如何使用 networkx 计算与有向图的最低根的总距离
How to calculate overall distances from lowest root(s) of a directed graph with networkx
如果你看一下这个 DAG(有向无环图):
我想创建一个字典,它映射从最低节点到所有其他节点的距离,这类似于渲染图中每个节点从底部开始的 x 位置(高度)。
对于给定的图表,它将是:
distance_nodes_map: {
0: {'base-zero', 'base-one'},
1: {'low-b', 'low-a', 'low-c'},
3: {'high-x', 'high-z', 'high-y'},
2: {'mid-r', 'mid-q', 'mid-p'},
4: {'super'}
}
我写了一个适用于上面那个图的算法,但后来我测试了另一个图,但它不再起作用了。我尝试了一些算法和函数,例如最短路径或 descendants_at_distance,但我认为它们作为计算距离的输入并没有真正的帮助。
我的算法不适用于此图:
https://gist.github.com/timaschew/3b08a07243fa6f43773014ef5e705c96
这是要点,其中包含:
- 一个 python 脚本,它读取一个 YAML 文件,dependency/graph 结构并生成一个 HTML 和一个渲染的美人鱼图(我已经删除了我的算法来计算距离错误的方式)
- 这里显示的两个图表,作为 YAML 文件
未经测试的伪代码,因为我的午休时间快结束了:
你有一棵多根树,其中有一个主根。
为每个根创建一个子图,其中包含该根的所有可达节点。
从主根(根a)开始,计算distance/shortest到相应子图A中所有节点的根的路径长度。
找到所有与主子图共享至少一个节点的子图,select与主子图距离最短的节点(节点x)的子图(子图B)主根。
计算子图B中所有节点到根b的距离。加上距离d(节点x,根a)。减去距离 d(node x, root b).
创建子图 A 和 B 的并集。重复步骤 3-5 直到没有根。
减去最大距离&反转符号使得主根具有最大的distance/order值。
编辑:
我的伪代码有效 (*)。我责怪用户错误。 ;-)
#!/usr/bin/env python
"""
"""
import numpy as np
import matplotlib.pyplot as plt
import networkx as nx
def hierarchical_layout(graph):
longest_path = nx.algorithms.dag.dag_longest_path(graph)

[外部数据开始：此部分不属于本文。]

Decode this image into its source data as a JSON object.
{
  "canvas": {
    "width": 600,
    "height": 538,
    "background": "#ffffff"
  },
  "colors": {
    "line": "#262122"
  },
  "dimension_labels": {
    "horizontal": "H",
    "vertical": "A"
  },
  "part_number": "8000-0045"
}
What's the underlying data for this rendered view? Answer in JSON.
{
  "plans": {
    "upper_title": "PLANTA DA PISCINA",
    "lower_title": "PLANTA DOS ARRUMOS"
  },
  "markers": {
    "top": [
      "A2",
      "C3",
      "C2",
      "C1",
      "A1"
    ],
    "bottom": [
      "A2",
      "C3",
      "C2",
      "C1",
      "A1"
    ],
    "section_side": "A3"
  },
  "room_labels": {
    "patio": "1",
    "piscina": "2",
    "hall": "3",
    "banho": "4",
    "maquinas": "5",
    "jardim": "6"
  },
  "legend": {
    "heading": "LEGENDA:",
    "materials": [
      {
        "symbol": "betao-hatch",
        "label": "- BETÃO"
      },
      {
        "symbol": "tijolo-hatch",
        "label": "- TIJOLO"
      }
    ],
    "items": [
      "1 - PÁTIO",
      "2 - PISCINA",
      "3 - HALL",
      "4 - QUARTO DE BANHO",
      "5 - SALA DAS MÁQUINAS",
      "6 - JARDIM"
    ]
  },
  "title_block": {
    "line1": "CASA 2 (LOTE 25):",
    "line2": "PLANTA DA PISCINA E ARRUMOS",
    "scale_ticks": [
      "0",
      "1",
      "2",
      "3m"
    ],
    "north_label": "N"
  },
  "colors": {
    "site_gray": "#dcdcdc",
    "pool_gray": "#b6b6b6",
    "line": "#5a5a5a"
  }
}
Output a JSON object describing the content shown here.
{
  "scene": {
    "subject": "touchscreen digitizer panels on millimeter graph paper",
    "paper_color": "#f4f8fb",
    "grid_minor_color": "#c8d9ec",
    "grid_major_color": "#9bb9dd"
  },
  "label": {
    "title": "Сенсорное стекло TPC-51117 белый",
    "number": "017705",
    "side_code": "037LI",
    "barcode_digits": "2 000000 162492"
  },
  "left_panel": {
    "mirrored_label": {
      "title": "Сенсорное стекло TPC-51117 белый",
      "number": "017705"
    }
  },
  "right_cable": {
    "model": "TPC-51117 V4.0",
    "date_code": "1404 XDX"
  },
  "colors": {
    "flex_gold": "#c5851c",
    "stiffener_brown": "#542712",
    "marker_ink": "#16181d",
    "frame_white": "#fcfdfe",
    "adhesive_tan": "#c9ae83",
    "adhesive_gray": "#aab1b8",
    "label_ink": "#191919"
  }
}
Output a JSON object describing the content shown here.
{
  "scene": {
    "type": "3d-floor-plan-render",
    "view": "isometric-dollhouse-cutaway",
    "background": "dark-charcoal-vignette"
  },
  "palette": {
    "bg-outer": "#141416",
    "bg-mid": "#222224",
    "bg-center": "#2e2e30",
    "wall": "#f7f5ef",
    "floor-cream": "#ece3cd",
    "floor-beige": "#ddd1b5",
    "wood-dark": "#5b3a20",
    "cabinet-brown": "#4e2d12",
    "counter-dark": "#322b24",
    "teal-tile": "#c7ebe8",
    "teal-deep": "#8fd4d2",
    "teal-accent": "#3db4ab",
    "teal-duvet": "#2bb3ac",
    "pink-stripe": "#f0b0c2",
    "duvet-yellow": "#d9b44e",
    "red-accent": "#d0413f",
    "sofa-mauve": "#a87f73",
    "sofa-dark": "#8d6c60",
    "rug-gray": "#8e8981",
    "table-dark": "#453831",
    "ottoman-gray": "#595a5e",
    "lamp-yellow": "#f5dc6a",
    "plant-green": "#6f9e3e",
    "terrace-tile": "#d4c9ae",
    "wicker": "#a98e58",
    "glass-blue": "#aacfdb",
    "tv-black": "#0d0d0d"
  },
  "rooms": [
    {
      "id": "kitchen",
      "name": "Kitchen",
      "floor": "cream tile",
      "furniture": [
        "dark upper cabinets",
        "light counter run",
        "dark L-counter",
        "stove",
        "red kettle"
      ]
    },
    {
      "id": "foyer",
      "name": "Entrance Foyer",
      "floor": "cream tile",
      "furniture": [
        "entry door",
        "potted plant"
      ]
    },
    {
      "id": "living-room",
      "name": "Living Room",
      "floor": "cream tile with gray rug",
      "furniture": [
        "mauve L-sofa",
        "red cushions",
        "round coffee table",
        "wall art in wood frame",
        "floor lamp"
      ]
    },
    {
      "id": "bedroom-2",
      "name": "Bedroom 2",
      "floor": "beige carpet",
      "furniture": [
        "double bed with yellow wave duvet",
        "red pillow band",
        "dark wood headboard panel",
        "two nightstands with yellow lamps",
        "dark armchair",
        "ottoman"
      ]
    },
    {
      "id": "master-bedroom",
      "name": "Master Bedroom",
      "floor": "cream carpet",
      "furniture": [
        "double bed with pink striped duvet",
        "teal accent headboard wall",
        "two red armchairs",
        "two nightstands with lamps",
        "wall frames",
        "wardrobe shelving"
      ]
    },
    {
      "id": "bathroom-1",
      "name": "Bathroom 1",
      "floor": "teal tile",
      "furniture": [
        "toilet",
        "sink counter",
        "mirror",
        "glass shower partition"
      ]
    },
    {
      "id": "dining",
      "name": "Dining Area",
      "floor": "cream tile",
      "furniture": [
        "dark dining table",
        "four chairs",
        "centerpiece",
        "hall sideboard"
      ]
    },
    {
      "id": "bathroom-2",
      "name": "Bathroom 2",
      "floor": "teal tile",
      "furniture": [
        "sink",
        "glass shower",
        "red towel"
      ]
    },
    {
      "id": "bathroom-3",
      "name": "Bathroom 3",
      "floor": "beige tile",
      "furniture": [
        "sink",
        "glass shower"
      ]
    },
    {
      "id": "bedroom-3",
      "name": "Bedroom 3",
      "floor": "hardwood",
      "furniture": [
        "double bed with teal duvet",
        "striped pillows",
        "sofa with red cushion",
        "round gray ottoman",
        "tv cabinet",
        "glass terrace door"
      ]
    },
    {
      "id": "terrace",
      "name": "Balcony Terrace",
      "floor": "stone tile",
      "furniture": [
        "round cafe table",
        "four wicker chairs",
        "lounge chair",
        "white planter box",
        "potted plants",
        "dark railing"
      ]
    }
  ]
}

principal_root = longest_path[0]
roots = [node for node, degree in list(graph.in_degree) if degree==0]
subgraphs = {root : create_subgraph(graph, root) for root in roots}
# Starting with the principal root (root a), compute the
# longest path length to the root for all nodes in the
# corresponding subgraph A.
node_to_level = single_source_longest_dag_path_length(subgraphs[principal_root], principal_root)
explored = subgraphs[principal_root]
del subgraphs[principal_root]
while len(explored) < len(graph):
# Find all subgraphs that share at least one node with the
# principal subgraph, and select the subgraph (subgraph B) that
# has the node (node x) with the smallest distance to the
# principal root.
minimum_cost = np.inf
minimum_cost_node = None
minimum_cost_root = None
for root, subgraph in subgraphs.items():
for node in subgraph.nodes:
if node in node_to_level:
if node_to_level[node] < minimum_cost:
minimum_cost = node_to_level[node]
minimum_cost_node = node
minimum_cost_root = root
assert minimum_cost_node, "Could not find a connected subgraph."
# Compute the distance to the root b for all nodes in subgraph
# B. Add the distance d(node x, root a). Subtract the distance
# d(node x, root b).
path_lengths = [len(path) for path in nx.all_simple_paths(subgraphs[minimum_cost_root], minimum_cost_root, minimum_cost_node)]
offset = np.max(path_lengths) - 1
for node, distance in single_source_longest_dag_path_length(subgraphs[minimum_cost_root], minimum_cost_root).items():
if not node in node_to_level:
node_to_level[node] = distance + minimum_cost - offset
# Create the union of subgraph A and B.
explored = nx.compose(explored, subgraphs[minimum_cost_root])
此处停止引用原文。